The wavy line bond is used in many different ways, depending on context. In the context shown, it means what Babcock_Hall said - the stereochemistry is not specified. The name "glyceraldehyde" with no other descriptors does not show chirality, and the wavy bond in the structure makes that obvious.
It can also mean "unknown chirality" as Discodermolide said. This is usually in the context of a reaction, and I've seen it most frequently in reactions that add a second chiral center to a chiral molecule. This produces diastereomers, and you frequently see some stereocontrol over the second chiral center by the first chiral center. The products are frequently separable by chromatography, but it can take considerable work to determine what the exact structures of the two resulting compounds are. Frequently, both the mixture of diastereomers and the individual diastereomers are represented with a wavy bond until the actual stereochemistry can be determined.

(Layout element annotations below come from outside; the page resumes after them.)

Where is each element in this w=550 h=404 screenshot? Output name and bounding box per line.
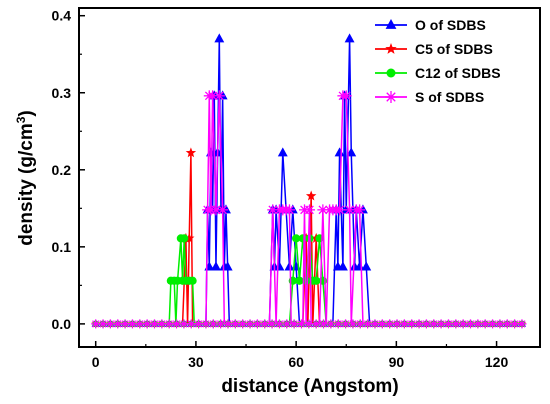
baseline-point	[223, 319, 233, 329]
data-point	[292, 234, 301, 243]
data-point	[354, 261, 365, 271]
y-axis-title: density (g/cm3)	[14, 110, 37, 246]
legend-entry: O of SDBS	[375, 17, 486, 33]
y-axis-title-main: density (g/cm	[16, 123, 37, 245]
baseline-point	[208, 319, 218, 329]
baseline-point	[296, 319, 306, 329]
x-tick-label: 30	[188, 354, 204, 370]
data-point	[305, 190, 317, 201]
data-point	[344, 33, 355, 43]
data-point	[277, 147, 288, 157]
baseline-point	[319, 319, 329, 329]
baseline-point	[377, 319, 387, 329]
data-point	[214, 33, 225, 43]
y-tick-label: 0.4	[52, 8, 72, 24]
baseline-point	[414, 319, 424, 329]
legend-marker	[386, 68, 396, 78]
data-point	[185, 147, 197, 158]
data-point	[361, 261, 372, 271]
legend: O of SDBS C5 of SDBS C12 of SDBS S of SDBS	[375, 17, 501, 105]
x-tick-label: 60	[288, 354, 304, 370]
data-point	[354, 204, 366, 216]
data-point	[340, 90, 352, 102]
y-tick-label: 0.1	[52, 239, 72, 255]
series-4	[91, 90, 527, 329]
data-point	[283, 204, 295, 216]
baseline-point	[399, 319, 409, 329]
y-axis-title-sup: 3	[14, 116, 28, 123]
y-axis-title-close: )	[16, 110, 37, 116]
legend-entry: C5 of SDBS	[375, 41, 493, 57]
legend-marker	[385, 43, 397, 54]
data-point	[184, 232, 195, 243]
baseline-point	[142, 319, 152, 329]
data-point	[211, 261, 221, 271]
legend-label: S of SDBS	[415, 89, 484, 105]
legend-label: O of SDBS	[415, 17, 486, 33]
baseline-point	[274, 319, 284, 329]
y-tick-label: 0.0	[52, 316, 72, 332]
data-point	[207, 90, 219, 102]
data-point	[304, 204, 315, 216]
data-point	[337, 261, 348, 271]
x-tick-label: 0	[92, 354, 100, 370]
data-point	[284, 261, 295, 271]
plot-frame	[78, 7, 541, 348]
y-tick-label: 0.2	[52, 162, 72, 178]
data-point	[180, 234, 189, 243]
data-point	[346, 147, 357, 157]
data-point	[291, 261, 302, 271]
baseline-point	[517, 319, 527, 329]
legend-label: C5 of SDBS	[415, 41, 493, 57]
data-point	[334, 204, 346, 216]
data-point	[222, 261, 233, 271]
data-point	[295, 276, 304, 285]
baseline-point	[238, 319, 248, 329]
data-point	[274, 261, 285, 271]
data-point	[267, 204, 279, 216]
data-point	[213, 90, 225, 102]
legend-marker	[385, 91, 397, 103]
baseline-point	[348, 319, 358, 329]
legend-entry: C12 of SDBS	[375, 65, 501, 81]
data-point	[334, 147, 345, 157]
x-axis-title: distance (Angstom)	[221, 376, 398, 397]
data-point	[217, 204, 229, 216]
baseline-point	[363, 319, 373, 329]
baseline-point	[98, 319, 108, 329]
x-tick-label: 90	[389, 354, 405, 370]
series-line	[95, 38, 524, 325]
x-tick-label: 120	[485, 354, 509, 370]
data-point	[312, 276, 321, 285]
y-tick-label: 0.3	[52, 85, 72, 101]
legend-marker	[385, 19, 397, 29]
legend-entry: S of SDBS	[375, 89, 484, 105]
data-point	[188, 276, 197, 285]
legend-label: C12 of SDBS	[415, 65, 501, 81]
baseline-point	[392, 319, 402, 329]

Finally, it is used in some contexts to indicate "not determined" or "not important". This is the case frequently in natural products which have multiple stereocenters, such as steroids. A reaction may produce a new stereocenter which is removed by a subsequent reaction - for example, a hydrolysis reaction to produce an alcohol on a new chiral center, followed by oxidation to the ketone. Steroids are rigid systems and many reactions are very stereoselective, so the hydrolysis reaction will probably yield mostly a single enantiomer - but if you are getting rid of the stereocenter anyway in the next reaction, it probably isn't worth the effort to prove that and determine the exact stereochemistry. Instead, you just represent the C-OH bond with a wavy line, and go on to the next reaction.
There - dead horse is thoroughly flogged.